Experiences leaving a good job?

I just gave notice yesterday leaving my current professional position for another one in three weeks. The new job is for a lot more pay (20+%) and slightly fewer working hours. Similar work, same city.

But damn, I feel crappy. My bosses at my current company taught me almost everything I know, and basically begged me to stay when I told them I was leaving (including a raised salary). So my heart feels pretty awful, but my head says the new job is still better–and obviously they wouldn’t be offering a raise if I wasn’t leaving.

Anyway, is this normal? What’s your experience? Tell me what you think, or how you felt leaving a very good job for something else.

Consider this; if the company you were working for was struggling to make their profit targets, would they hesitate to cut you if they thought they could do without your skills? (That’s a rhetorical question: the answer is no.)

You’ve been honest and straightforward with them, haven’t just used it as an opportunity to extort a salary increase from them, have given more than the standard two week of notice, and are (presumably) doing your level best to tie up project and hand them off. This is every damn thing you owe any company and nothing more.

Now, if your guilt is over “betraying” your boss on a personal level, that’s in your own conscious. But you have to look out for yourself first and foremost because that isn’t anyone else’s job.

“A person that don’t look out for himself is too dumb to look out for anybody else. He’s a liability, right, Bobo?” – Jim Thompson, The Grifters

Stranger

I resigned a position in an urban location, where my employer demanded 24/7 availability.
This caused no disruption to my nocturnal REM cycles while I considered alternative resolutions.

:cool:

In late 2000, I resigned from a good job at a well-known mutual fund company to move to Ohio to marry my wife. I really liked my job, my boss, my co-workers and the company. At the time, my bride-to-be’s twin sons were sophomores in high school, and moving them to Maryland was out of the question. When I resigned, my boss actually had tears in his eyes. It was really hard to leave that job and move.

The job I moved to was with a consulting firm. I got a pretty good raise, but I really didn’t want to do consulting. It was just the easiest entry into a new job market for me.

Within a year, my old boss and most of my old team got laid off, and I got hired as an employee by the first company I consulted at. I’m still there.

And ditto what Stranger said.

I think your response – a little guilt for leaving, probably some sadness, too – is perfectly normal. You appreciate the bosses you worked for because that they taught you so much, you mostly enjoyed working for them, and view them (a little) as friends. But you also wanted/needed more money and to work less hours. In my experience, it’s always easier to leave a job that you hated because you hated the work and/or the people. Clearly, not the situation here. So mixed feelings seem appropriate.

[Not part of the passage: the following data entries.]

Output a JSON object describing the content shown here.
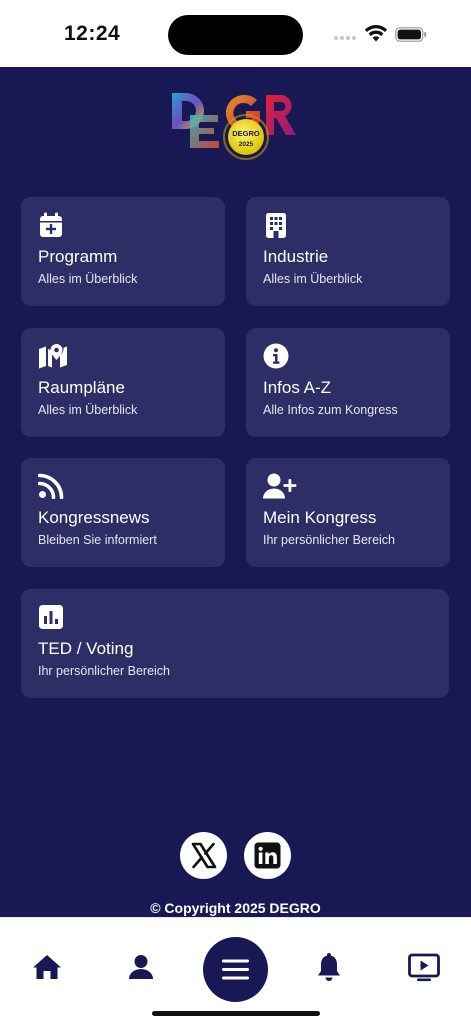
{
  "status": {
    "time": "12:24"
  },
  "colors": {
    "background": "#181854",
    "tile": "#2e2e66",
    "accent": "#ffffff"
  },
  "tiles": [
    {
      "title": "Programm",
      "subtitle": "Alles im Überblick",
      "icon": "calendar-plus-icon"
    },
    {
      "title": "Industrie",
      "subtitle": "Alles im Überblick",
      "icon": "building-icon"
    },
    {
      "title": "Raumpläne",
      "subtitle": "Alles im Überblick",
      "icon": "map-pin-icon"
    },
    {
      "title": "Infos A-Z",
      "subtitle": "Alle Infos zum Kongress",
      "icon": "info-icon"
    },
    {
      "title": "Kongressnews",
      "subtitle": "Bleiben Sie informiert",
      "icon": "rss-icon"
    },
    {
      "title": "Mein Kongress",
      "subtitle": "Ihr persönlicher Bereich",
      "icon": "user-plus-icon"
    },
    {
      "title": "TED / Voting",
      "subtitle": "Ihr persönlicher Bereich",
      "icon": "poll-chart-icon"
    }
  ],
  "social": [
    {
      "icon": "x-logo-icon"
    },
    {
      "icon": "linkedin-logo-icon"
    }
  ],
  "footer": {
    "copyright": "© Copyright 2025 DEGRO"
  },
  "tabbar": {
    "items": [
      {
        "icon": "home-icon"
      },
      {
        "icon": "user-icon"
      },
      {
        "icon": "menu-icon"
      },
      {
        "icon": "bell-icon"
      },
      {
        "icon": "video-play-icon"
      }
    ]
  }
}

To mitgate those, I would make an effort to express to your soon-to-be former bosses how much you appreciate what they taught you, that you’d like to stay connected to them professionally (makes sense since you’re still in the same line of work), and wish them and their company the very best.
On the simplest level, the situation is this: They hired you to do a job, taught you how to do it well, which you did, and they paid you accordingly. You have both fulfilled your respective sides of the agreement. You have every right to do what is best for you. No need to feel guilty for doing that.

Thanks everyone.

Jayrey, your post resonates quite a bit with me. And I think your summary above is a very good one.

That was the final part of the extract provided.